Immer noch heulend, immer noch zitternd, bewegen sich die beiden die Treppe hinab. Ihre funzeligen Handylampen versuchten unsere Wände zu ertasten. Unten angekommen erwartet sie ein nasskalter Raum, schmucklos, mit blätterndem Putz zwischen den beiden Türen, welche sie nacheinander öffnen. Dahinter weitere Räume. Wiederum mit je zwei Türen, immer eine links, immer eine rechts.
„Und nun?“, fragt die junge Frau, „wo ist der Kohleschacht?“
„Weiß ich doch auch nicht genau … da lang, würde ich sagen. Nach rechts!“, erwidert der Andere mit mehr Bestimmtheit, als angebracht ist und die beiden betreten den rechten Raum. Vorsichtig. In alle Richtungen und Ecken schauend. Nach Gefahr suchend. Aber da ist nichts. Nichts, als das, was ihre Fantasie hierher projiziert. Nur wir. Und wir schließen die Tür hinter ihnen.
Natürlich schrecken sie zusammen. Natürlich heult sie wieder. Aber nach einem kurzen Moment fassen sie sich. Sie prüft, ob die Tür sich wieder öffnen lässt. Zu ihrer beider Überraschung geht es diesmal, wenngleich wir die Tür direkt wieder schließen, sobald sie sich von ihr entfernen. Noch zehn Minuten.
Da scheinbar weiter nichts geschieht, als dass wir die Türen schließen, setzen die beiden alsbald ihren Weg fort.
„Wie viele Räume sind das hier?“, fragt die Frau mehr sich selbst, nachdem sie drei Räume durchschritten hatten, immer die rechte Tür nehmend.
„Stopp mal!“, zischt der Dicke.
„WAS?!“, entfährt es der Frau mit aufgerissenen Augen, halb flüsternd, halb schreiend.
„Das kann nicht sein!“
„Jetzt sag schon!“
„Wir müssten im Kreis gelaufen sein.“
„Ooooh … Du Arschloch … und deswegen erschreckst Du mich so?“, schnauzt ihn die Frau an. Ich dachte schon … also von vorne!

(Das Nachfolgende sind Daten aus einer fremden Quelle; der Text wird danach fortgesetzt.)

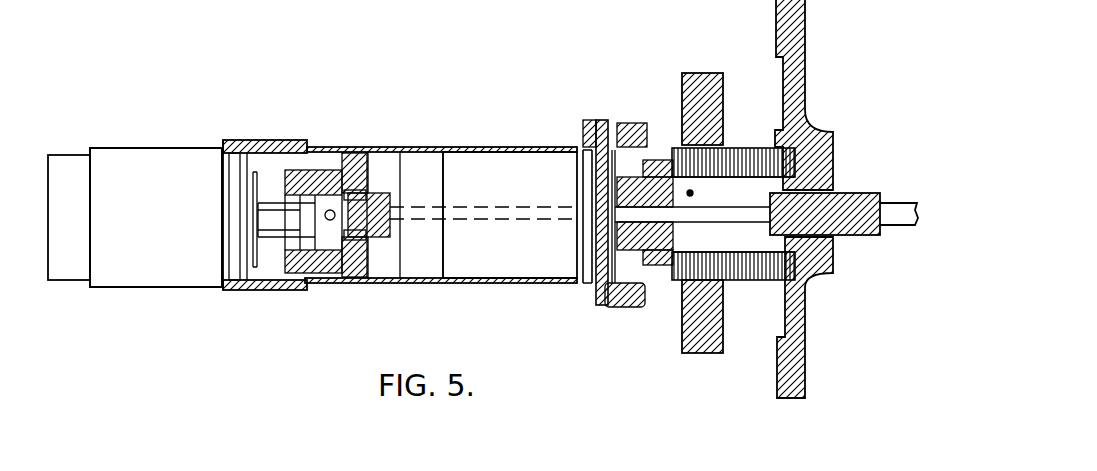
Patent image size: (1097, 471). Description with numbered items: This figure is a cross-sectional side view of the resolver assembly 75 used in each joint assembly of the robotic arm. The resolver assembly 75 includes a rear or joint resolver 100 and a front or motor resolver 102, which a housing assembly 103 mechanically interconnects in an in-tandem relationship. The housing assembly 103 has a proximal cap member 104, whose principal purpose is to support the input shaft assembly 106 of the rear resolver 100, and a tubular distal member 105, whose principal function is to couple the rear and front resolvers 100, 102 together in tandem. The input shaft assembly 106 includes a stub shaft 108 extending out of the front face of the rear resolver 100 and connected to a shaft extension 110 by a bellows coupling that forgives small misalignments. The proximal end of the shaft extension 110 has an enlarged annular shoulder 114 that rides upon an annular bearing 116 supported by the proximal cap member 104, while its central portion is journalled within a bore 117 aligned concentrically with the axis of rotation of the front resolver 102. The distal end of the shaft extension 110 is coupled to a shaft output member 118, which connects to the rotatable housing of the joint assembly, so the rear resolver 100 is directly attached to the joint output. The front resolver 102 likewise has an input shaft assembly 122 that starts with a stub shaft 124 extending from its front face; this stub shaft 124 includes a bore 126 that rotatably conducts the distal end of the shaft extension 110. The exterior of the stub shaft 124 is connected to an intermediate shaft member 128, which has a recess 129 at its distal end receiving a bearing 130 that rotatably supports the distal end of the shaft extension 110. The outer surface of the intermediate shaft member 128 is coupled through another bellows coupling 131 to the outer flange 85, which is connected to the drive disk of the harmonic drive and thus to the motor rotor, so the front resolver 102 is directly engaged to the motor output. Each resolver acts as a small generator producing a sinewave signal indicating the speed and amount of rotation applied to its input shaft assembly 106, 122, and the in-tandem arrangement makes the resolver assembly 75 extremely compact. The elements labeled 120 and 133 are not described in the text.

The resolver assembly 75 is at (125, 140).
The outer flange 85 is at (808, 362).
The rear resolver 100 is at (180, 235).
The front resolver 102 is at (530, 190).
The housing assembly 103 is at (284, 138).
The proximal cap member 104 is at (284, 292).
The tubular distal member 105 is at (455, 285).
The input shaft assembly 106 is at (396, 194).
The stub shaft 108 is at (306, 286).
The shaft extension 110 is at (588, 238).
The annular shoulder 114 is at (378, 240).
The annular bearing 116 is at (357, 187).
The bore 117 is at (517, 230).
The shaft output member 118 is at (863, 222).
The bearing sleeve 120 is at (757, 240).
The input shaft assembly 122 is at (625, 124).
The stub shaft 124 is at (604, 290).
The bore 126 is at (600, 210).
The intermediate shaft member 128 is at (645, 258).
The recess 129 is at (692, 192).
The bearing 130 is at (665, 157).
The bellows coupling 131 is at (725, 162).
The bracket 133 is at (707, 88).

„Du verstehst nicht.“, erklärt der Dicke, „Wir MÜSSTEN im Kreis gelaufen sein. Sind wir aber nicht.“
„Hä? Das ist doch gut, oder?“
„Nein …“, und nun ist es der Dicke, in dessen Stimme zunehmende Angst liegt, „das ist gar nicht gut. Die Räume verändern sich.“
Schlauer Bursche. Das ging schneller, als bei den anderen. Wir mögen ihn. Schnell eilt er zurück, den Weg, den er vermeintlich gekommen ist, bis dahin, wo die Treppe war. Doch da ist keine Treppe. Besser gesagt, der Raum mit der Treppe ist nicht da. Er geht wieder in den Raum, wo er die Frau zurückgelassen hat. Doch auch die ist verschwunden. Mitsamt des Raums. Noch fünf Minuten.

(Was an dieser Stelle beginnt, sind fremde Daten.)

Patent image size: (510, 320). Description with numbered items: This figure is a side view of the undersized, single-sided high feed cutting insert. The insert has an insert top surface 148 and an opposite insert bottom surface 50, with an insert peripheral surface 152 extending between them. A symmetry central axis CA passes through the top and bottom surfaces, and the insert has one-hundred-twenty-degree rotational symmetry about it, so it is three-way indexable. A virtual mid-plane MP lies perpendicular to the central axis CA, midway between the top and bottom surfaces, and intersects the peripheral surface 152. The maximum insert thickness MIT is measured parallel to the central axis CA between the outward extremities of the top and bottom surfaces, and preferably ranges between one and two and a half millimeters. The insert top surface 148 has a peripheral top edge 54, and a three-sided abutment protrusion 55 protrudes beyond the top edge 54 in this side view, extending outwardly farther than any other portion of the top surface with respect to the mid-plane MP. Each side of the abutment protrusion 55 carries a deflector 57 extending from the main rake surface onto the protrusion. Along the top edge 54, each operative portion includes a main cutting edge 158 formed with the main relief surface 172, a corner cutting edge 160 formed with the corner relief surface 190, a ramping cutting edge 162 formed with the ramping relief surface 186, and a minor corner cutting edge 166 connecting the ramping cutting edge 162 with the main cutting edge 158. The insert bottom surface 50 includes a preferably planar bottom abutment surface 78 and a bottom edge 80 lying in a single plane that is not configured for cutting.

Die Frau schaut sich nur kurz um und steht plötzlich allein da. Er ist weggelaufen; die Tür hinter ihm ins Schloss gefallen. Sie bekommt Panik. Rennt kopflos hinterher. Ein Raum. Zwei, doch sie findet ihn nicht. So laut sie sich traut, ruft sie seinen Namen. „Stefan! Steeefaaan.“
Jetzt kennen wir also seinen Namen. Das ist gut. Mehr brauchen wir nicht. Die Frau brauchen wir auch nicht. Dummchen, oder nicht.
Sie öffnet noch eine Türe, ein dritter Raum … ein Raum ohne Boden. Bevor sie es erkennt, fällt sie. Sie fällt in einen Schacht, tief, tief … wird fallen bis in alle Ewigkeit, wird fallen, bis sie stirbt, vor Durst vermutlich. Sie schreit, aber der Schrei verhallt schnell. Ihr Schicksal ist besiegelt. Das zählt. Eine weitere Seele. Noch vier Minuten.
„Stefan, Stefan, STEFAN“. Wir raunen seinen Namen. Durch die Wände, durch die Luft, er ertönt im gesamten Labyrinth. Stefan hört uns. Hat auch ihren Schrei gehört. Er erstarrt. Weiß nicht, wohin. Weiß nicht, was er tun soll. Hat Angst. Das riecht gut. Stefan sackt zusammen. Stefan japst nach Luft, schluchzt, heult. Köstlich.
„Was hast Du mit mir vor? Wirst Du mich auch töten?“
Nein. Das werden wir nicht. Wir brauchen Stefan. Brauchen einen neuen Handlanger. Wenigstens für das nächste Jahr. Jemanden, der alle Vorbereitungen trifft für den Tag, an dem wieder eine Gruppe herkommt. Brauchen ihn, um die Gerüchte in der Stadt zu verbreiten, die jungen Leute herzulocken. Zuletzt wird er eine gute Leiche abgeben. In einem Jahr. Nur so, als Deko im Obergeschoss.
Die große Standuhr im Wohnbereich schlägt Mitternacht. Halloween endet. Zwei Seelen plus die des alten Handlangers. Drei also. Keine schlechte Ernte.